Even after all that, I was nowhere near being just a shadow of my former self. Sometimes a fad diet or an impulsive bout of exercise would work and I’d lose a few pounds, and sometimes it wouldn’t have any impact at all. In truth, I nearly always gave up, convinced that I was genetically programmed to store up calories because of some ancestral experience during the Great Famine. I had the big bones of the Celts, I told myself, sympathetically, and no will power to boot.

Now, I’ve discovered a new school of thought which says that the people who give up easily and don’t persevere in the fight against obesity are pure perfectionists. If they can never be svelte, which is society’s ideal image, then what’s the point in losing a few pounds? That, exactly, is my problem with RTE’s ‘Operation Transformation’. I follow the individual leader’s struggles avidly and expect them all, after such self denial and suffering, to appear like pipe cleaners on the final night. When they don’t, I’m inclined to say, what the hell?

Contrary to what you may think, I’m not being flippant or politically incorrect. There’s nothing funny, I agree, about becoming the fattest people in Europe, but it’s slightly better, in my opinion anyway, than being the hungriest. I’m well aware, having spent half a night with a patient waiting for a bed in University Hospital Limerick recently, that the HSE can’t cope with us as we are. What’s going to happen when we finally break the scales and present ourselves at the A&E unable to even fit on a trolley?

I’m saying this because I know that it is most irresponsible to be poking fun at a nation of nouveau fatties in a time of crisis, especially when I’m part of the statistic myself. But I think that we should be more conscious of the sensibilities of those who are overweight, and we should be careful about feeding the image industry. Most of the time, overweight people don’t have to be told that they’re heavy, especially when they can’t find a dress to fit them. A lot of the time, they have low self-esteem and a lack of self-confidence which the current aggressive anti-fat campaign is unlikely to resolve.
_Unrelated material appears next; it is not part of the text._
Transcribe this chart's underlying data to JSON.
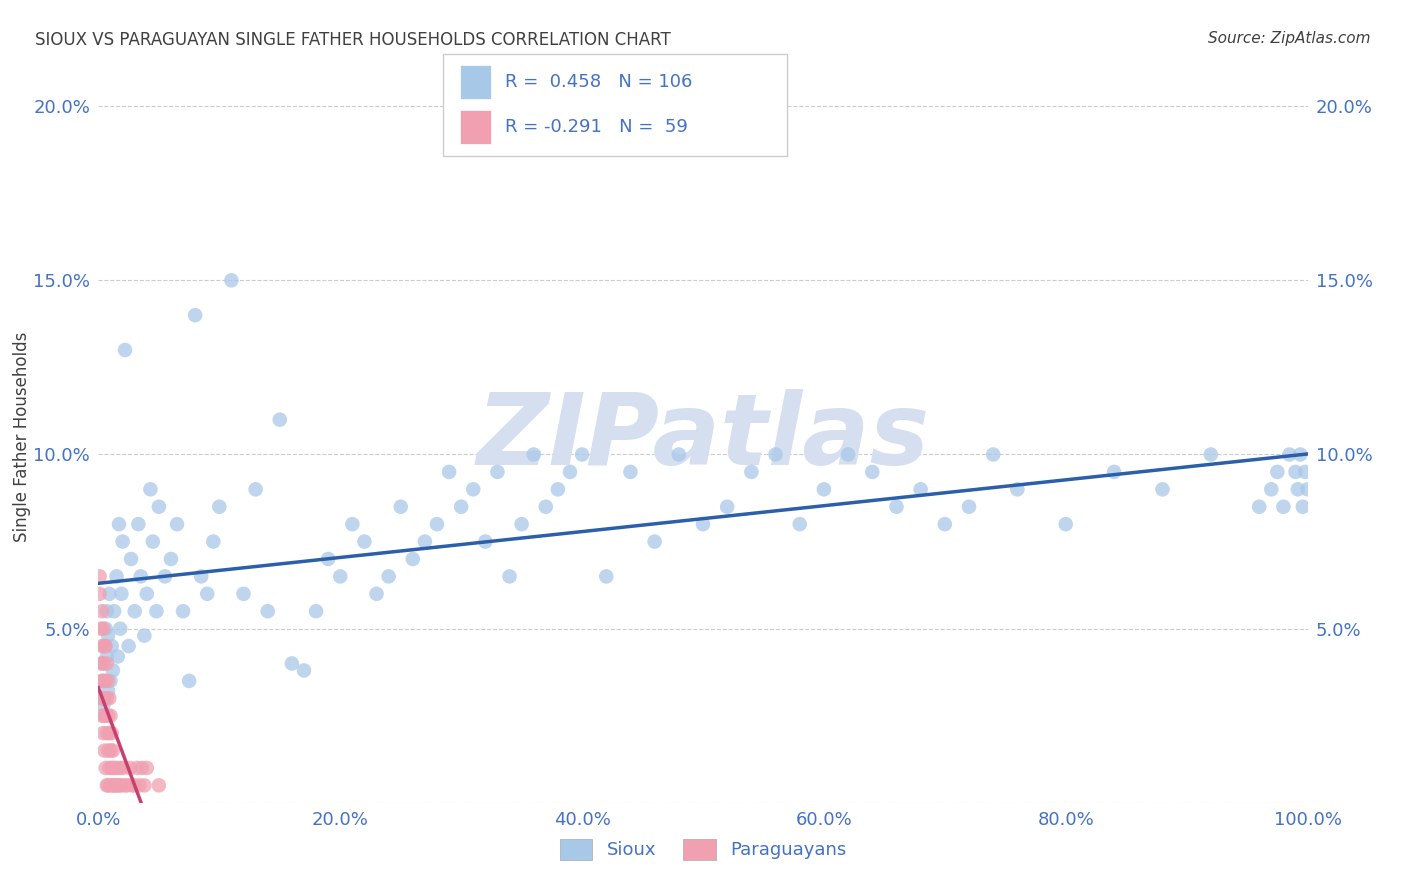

For me, the biggest mystery of generation Fat is this. If we’re really that big, why are all the chain stores stuffed with so many small and medium sizes? Why is it so difficult to find anything in large or x-large, not to talk of OS, anywhere, apart from a specialist store?

Maintaining a fit and healthy body is vital, of course, but, let’s face it, weight awareness has spawned a major industry. Everyone goes to the gym now, joins a fitness club or cycles to work after a session of aerobics. When I go for a walk, or a dawdle, to be more specific, I meet people I used to chat with on the road, running towards me, eyes fixed on the horizon and too out of breath to even say hello.

And now because people lead such sedentary lifestyles at work, workplaces are going to introduce ‘ the lunchtime mile’ where workers will abandon computer screens and office chairs to take part in some collective activity such as running, walking, cycling or jogging. Thank God, I’m gone from the workplace, because I’d never get a mile done in an hour, and anyway what about my lunch?

Certainly, it’s no laughing matter, but at the end of the day there’s nothing like a fit of laughter to burn up the calories, and maybe we don’t do enough of that anymore.